A clínica vem antes da teoria
As perguntas não são escolhidas para demonstrar conceitos previamente estabelecidos. Elas surgem da experiência clínica.
Como nasce minha pesquisa
Toda investigação possui um ponto de partida. A minha não nasceu de um problema filosófico, mas da experiência clínica.
Antes de recorrer aos autores, procuro acompanhar aquilo que a experiência revela.
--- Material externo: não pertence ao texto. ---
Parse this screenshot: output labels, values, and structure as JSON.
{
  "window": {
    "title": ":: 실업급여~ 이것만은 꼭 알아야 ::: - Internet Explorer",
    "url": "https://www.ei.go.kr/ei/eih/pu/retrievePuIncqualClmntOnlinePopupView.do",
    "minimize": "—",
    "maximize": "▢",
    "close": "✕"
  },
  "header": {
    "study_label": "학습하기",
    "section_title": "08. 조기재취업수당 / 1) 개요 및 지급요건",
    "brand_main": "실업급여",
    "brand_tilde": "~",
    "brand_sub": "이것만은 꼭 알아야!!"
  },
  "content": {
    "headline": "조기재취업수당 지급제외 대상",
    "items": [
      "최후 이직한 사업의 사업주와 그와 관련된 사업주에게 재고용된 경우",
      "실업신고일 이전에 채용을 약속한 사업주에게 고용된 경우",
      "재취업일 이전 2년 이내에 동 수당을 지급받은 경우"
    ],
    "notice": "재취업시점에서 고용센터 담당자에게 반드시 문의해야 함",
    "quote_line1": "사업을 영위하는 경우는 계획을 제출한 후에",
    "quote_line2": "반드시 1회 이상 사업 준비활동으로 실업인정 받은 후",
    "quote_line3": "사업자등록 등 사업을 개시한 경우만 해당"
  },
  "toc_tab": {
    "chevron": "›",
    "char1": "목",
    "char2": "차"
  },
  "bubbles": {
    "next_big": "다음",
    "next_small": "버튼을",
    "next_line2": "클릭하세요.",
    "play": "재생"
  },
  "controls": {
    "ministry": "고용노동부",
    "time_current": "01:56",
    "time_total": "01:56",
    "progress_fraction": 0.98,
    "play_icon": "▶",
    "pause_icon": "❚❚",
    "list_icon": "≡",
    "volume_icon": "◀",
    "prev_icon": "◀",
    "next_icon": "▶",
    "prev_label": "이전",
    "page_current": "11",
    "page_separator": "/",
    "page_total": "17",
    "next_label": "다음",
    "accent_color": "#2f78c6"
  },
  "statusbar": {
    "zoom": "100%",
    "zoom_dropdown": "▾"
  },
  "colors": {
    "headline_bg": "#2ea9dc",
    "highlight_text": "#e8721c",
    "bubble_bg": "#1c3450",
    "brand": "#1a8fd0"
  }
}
A filosofia não fornece respostas prontas; oferece uma linguagem rigorosa para nomear o que o fenômeno já tornou visível.
Esse é o caminho que orienta minhas pesquisas em fenomenologia, hermenêutica, Daseinsanalyse e Psicoterapia Dinâmica Breve.
O percurso
Os conceitos não constituem o ponto de partida da investigação. Eles surgem quando a experiência exige uma linguagem mais precisa.
A investigação começa em uma situação concreta da clínica.
Antes de explicar, procuro acompanhar aquilo que aparece.
Algo resiste às interpretações disponíveis.
A linguagem existente já não parece suficiente.
Surge a necessidade de uma formulação mais rigorosa.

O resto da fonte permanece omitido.